Monday, February 25, 2008
Back Away From The Idiot At The Party
As I read (and became once again incensed) yet another article that didn't differentiate between Type 1 and Type 2 Diabetes, in a major womens periodical, I was reminded of an incident that occurred a few months ago.
I was at a friend’s birthday party -celebrating his big day, catching up with old friends and meeting new people.
The cupcakes were coconut, the wine was red, the beer was Belgian and the people (for the most part) were an interesting mix.
I can honestly say I was having a great time.
As I eyed the coconut cupcake that was calling my name, and tried to figure out it’s carb content in my head. A woman who I'd just met a few minutes earlier, noticed my pump and started to ask questions.
Here's the play by play:
Her: "Is that a cell phone?" Asked in a quizzical tone.
Me: "No it's an insulin pump." Said with confidence and pride.
Her: "Wow, does it like take your blood sugar?"
Me: " No, not this model." I was not about to go into what a CGM was, to detailed for a newbie.
Her: "Do you have to wear it all the time?" She asked in a doom filled tone.
Me: Yeah, pretty much, except when I shower, swim or have sex. ...And even then, wearing the pump is still an option."
Her: "Well, how exactly does it work?"
Me: I went into the whole electronic pancreas,blood sugar and counting of carbs speech - you know the one., I won't bore us by repeating it verbatim.
Her: "Oh cool. But..... I could never do that, I'm not good with needles and I love chocolate to much."
Me: "Well I eat chocolate when I want to, and as far as the needle and canula, you do what you have to so you can live a good life. It beats the alternative of not taking insulin. I like to live, you know? This is the best option for me until there's a cure."
Her: "Well, I couldn't do it. Have you thought about just cutting back on carbs and doing more exercise? I bet u could totally stop taking insulin if u did that."
Me: Seething and ready to slug her. I had to take a deep breath and count backwards
from ten before I continued to talk to this IDIOT.
10, 9,8,7,6,5,4,3,2,1. " Look - I have type 1, I don't make ANY insulin. I could run marathons and I’d still have to inject daily."
Her: Sounding a bit indignant. "Well, I read that if diabetics did more exercise and ate less crap, you could eventually stop taking insulin."
Me: I had to remind myself that I was at my friends birthday, which was not the place to verbally annihilate a fellow guest, no matter how stupid she might be. "Look, you need to read more about the two types of diabetes. T1 and T2. It's all over the Internet; just Google " The difference between t1 diabetes & t2 diabetes" in quotes and do the research. Excuse me, I see someone I haven't talked to in months. Good talking with you."

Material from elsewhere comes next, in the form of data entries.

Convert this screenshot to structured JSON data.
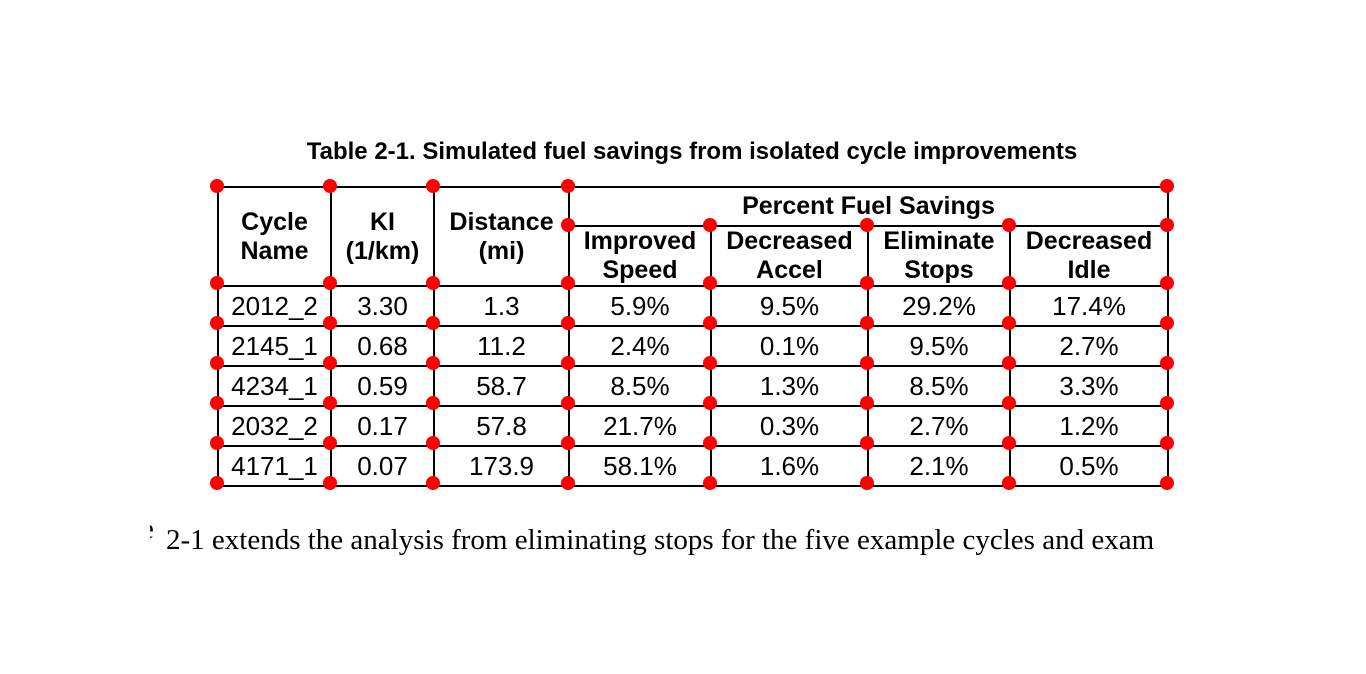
{
  "table": {
    "caption": "Table 2-1. Simulated fuel savings from isolated cycle improvements",
    "headers": {
      "cycle_name": "Cycle\nName",
      "ki": "KI\n(1/km)",
      "distance": "Distance\n(mi)",
      "group": "Percent Fuel Savings",
      "improved_speed": "Improved\nSpeed",
      "decreased_accel": "Decreased\nAccel",
      "eliminate_stops": "Eliminate\nStops",
      "decreased_idle": "Decreased\nIdle"
    },
    "rows": [
      [
        "2012_2",
        "3.30",
        "1.3",
        "5.9%",
        "9.5%",
        "29.2%",
        "17.4%"
      ],
      [
        "2145_1",
        "0.68",
        "11.2",
        "2.4%",
        "0.1%",
        "9.5%",
        "2.7%"
      ],
      [
        "4234_1",
        "0.59",
        "58.7",
        "8.5%",
        "1.3%",
        "8.5%",
        "3.3%"
      ],
      [
        "2032_2",
        "0.17",
        "57.8",
        "21.7%",
        "0.3%",
        "2.7%",
        "1.2%"
      ],
      [
        "4171_1",
        "0.07",
        "173.9",
        "58.1%",
        "1.6%",
        "2.1%",
        "0.5%"
      ]
    ]
  },
  "markers": {
    "color": "#ff0000",
    "description": "red-dot-grid-intersection-marker"
  },
  "body_text": {
    "partial_char": "e",
    "text": "2-1 extends the analysis from eliminating stops for the five example cycles and exam"
  }
}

I grabbed my cupcake and walked towards the living room. It was a no win situation that I had just removed myself from. We were at a birthday party of a mutual friend. She didn’t want to be wrong and on this particular subject, I knew I was right.
It was best to end the conversation and move on.
Yes, I was ready to kill her. Verbally, I could have destroyed her with my words based on fact and fused with a sardonic humor that had taken years to develop & fine tune. I've done it in the past, and I'm really quite good at it.
But I had to walk away for Jeff’s sake. It was not the time or the place to bring some misinformed idiot to tears –Boy, was she lucky.
People are miss informed about Diabetes because of what's in print and what they hear on TV.
Most of the time, we as diabetics can explain the differences between the two diseases and people will want to be educated and informed about both types.
Other times, that's just not the case. I put my friend ahead of the facts because I could tell "Idiot Chick" didn't want to listen.
Still, every time I think about it, I'm bothered by the fact that:
A. She didn't know the difference.
B. She didn't want to know the difference.